米国ジャズ・ピアノ奏者,作曲家。ジャズ界に大きな衝撃をもたらした,数少ない白人ジャズ・ミュージシャンの一人。緻密で繊細な演奏を得意とし,それまでの手法には見られなかった独創的なスタイルを築いた。1958年にはM.デービスとの共演。後に自分のトリオを結成,計算された清新な演奏は,モダン・ジャズの分野に新鮮な空気を送り込んだ。

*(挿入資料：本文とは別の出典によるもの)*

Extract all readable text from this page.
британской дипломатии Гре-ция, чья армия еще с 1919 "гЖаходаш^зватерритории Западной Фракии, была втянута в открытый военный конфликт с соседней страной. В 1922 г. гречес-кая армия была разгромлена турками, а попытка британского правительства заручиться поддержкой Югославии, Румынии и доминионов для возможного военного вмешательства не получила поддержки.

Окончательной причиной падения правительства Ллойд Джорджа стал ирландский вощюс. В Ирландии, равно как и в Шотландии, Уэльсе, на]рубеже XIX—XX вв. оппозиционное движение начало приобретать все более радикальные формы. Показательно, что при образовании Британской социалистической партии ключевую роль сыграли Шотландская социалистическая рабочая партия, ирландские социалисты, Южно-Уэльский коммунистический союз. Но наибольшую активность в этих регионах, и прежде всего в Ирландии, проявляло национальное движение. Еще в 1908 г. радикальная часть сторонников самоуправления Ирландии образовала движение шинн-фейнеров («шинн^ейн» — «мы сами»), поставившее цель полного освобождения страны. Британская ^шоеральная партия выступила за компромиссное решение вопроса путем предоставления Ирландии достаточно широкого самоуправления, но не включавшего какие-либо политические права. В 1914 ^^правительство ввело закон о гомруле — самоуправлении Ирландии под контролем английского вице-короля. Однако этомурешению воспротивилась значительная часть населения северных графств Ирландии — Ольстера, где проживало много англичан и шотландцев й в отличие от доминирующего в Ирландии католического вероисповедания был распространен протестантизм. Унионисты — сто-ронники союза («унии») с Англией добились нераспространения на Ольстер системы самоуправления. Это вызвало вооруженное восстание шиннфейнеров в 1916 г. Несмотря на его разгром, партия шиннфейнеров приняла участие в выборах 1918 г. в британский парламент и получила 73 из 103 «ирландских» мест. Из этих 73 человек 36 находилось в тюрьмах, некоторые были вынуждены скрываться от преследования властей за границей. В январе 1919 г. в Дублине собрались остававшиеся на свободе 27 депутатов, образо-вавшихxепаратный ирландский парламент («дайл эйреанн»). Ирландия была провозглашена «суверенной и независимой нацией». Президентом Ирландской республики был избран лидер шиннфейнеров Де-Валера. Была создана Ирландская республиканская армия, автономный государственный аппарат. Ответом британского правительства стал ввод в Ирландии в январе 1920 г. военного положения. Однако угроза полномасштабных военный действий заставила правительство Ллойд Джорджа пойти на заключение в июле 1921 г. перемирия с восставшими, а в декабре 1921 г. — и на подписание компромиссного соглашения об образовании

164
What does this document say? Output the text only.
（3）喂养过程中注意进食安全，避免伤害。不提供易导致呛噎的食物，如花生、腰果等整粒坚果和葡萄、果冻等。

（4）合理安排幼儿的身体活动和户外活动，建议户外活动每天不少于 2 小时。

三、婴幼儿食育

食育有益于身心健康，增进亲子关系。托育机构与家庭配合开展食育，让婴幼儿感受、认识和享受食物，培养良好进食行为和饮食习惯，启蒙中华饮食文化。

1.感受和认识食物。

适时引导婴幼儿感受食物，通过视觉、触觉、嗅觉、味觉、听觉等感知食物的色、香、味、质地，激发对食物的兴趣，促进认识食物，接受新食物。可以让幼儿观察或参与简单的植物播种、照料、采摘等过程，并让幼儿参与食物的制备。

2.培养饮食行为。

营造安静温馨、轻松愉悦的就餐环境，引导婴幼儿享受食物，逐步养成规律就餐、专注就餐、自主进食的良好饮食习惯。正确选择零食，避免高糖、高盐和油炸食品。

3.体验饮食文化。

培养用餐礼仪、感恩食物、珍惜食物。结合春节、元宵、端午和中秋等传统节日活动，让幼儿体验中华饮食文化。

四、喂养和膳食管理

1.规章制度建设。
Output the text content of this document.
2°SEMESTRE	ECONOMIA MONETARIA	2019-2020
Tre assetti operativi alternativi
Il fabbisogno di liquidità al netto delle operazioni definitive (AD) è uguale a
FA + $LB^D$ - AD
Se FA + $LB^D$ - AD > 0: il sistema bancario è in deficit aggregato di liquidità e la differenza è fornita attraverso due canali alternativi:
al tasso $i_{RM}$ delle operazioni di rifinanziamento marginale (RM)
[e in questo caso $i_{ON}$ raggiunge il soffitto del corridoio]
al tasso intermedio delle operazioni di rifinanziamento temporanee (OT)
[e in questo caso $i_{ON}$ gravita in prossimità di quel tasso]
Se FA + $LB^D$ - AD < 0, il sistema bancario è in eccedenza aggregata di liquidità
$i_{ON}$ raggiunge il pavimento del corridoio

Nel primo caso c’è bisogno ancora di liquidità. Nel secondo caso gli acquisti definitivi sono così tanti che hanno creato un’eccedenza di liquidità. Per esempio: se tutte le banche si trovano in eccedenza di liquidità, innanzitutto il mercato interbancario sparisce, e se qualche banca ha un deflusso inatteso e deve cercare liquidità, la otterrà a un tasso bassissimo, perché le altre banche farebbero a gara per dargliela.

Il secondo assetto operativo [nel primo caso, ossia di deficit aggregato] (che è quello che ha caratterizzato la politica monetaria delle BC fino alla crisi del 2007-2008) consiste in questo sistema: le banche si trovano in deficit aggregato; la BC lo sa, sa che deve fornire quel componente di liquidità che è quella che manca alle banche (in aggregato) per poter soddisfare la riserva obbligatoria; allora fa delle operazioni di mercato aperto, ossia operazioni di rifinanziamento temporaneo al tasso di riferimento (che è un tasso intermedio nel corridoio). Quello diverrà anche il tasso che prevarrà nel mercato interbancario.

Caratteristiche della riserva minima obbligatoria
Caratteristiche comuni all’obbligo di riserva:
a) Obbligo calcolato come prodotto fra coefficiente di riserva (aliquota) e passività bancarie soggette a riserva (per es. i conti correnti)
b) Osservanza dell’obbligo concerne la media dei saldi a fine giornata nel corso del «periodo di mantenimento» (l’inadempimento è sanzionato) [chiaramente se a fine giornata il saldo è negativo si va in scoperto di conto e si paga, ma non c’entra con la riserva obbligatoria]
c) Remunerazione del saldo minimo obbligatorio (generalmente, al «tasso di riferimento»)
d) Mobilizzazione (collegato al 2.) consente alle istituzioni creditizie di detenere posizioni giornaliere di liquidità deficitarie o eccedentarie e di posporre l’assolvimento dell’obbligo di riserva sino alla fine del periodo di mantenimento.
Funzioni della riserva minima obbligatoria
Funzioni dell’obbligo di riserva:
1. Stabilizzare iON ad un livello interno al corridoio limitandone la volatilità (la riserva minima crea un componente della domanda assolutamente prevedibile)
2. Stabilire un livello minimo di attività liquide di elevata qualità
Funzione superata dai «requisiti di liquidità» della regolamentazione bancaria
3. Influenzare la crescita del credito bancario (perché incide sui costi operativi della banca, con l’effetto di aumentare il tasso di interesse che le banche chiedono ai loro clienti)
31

1961年のビレッジ・バンガードでのライブ録音に収められた《ワルツ・フォー・デビィWaltz For Debby》など,質の高い演奏を多数残している。
→関連項目ベネット

エバンス

米国のジャズ編曲家,作曲家。カナダ生れ。ジャズ界で,最もすぐれた編曲家の一人として知られている。長い無名時代の後,徐々に頭角を現し,1949年のマイルス・デービスとのセッション(〈クールの誕生〉)によって注目を浴びた。再びマイルスと組んで1957年に発表したアルバム《マイルス・アヘッド》では,ソロ奏者マイルスとオーケストラの共演を試み,大きな成功を収めた。晩年はフュージョンへと移行しながら意欲的な活動を続け,ここでも高い評価を得ている。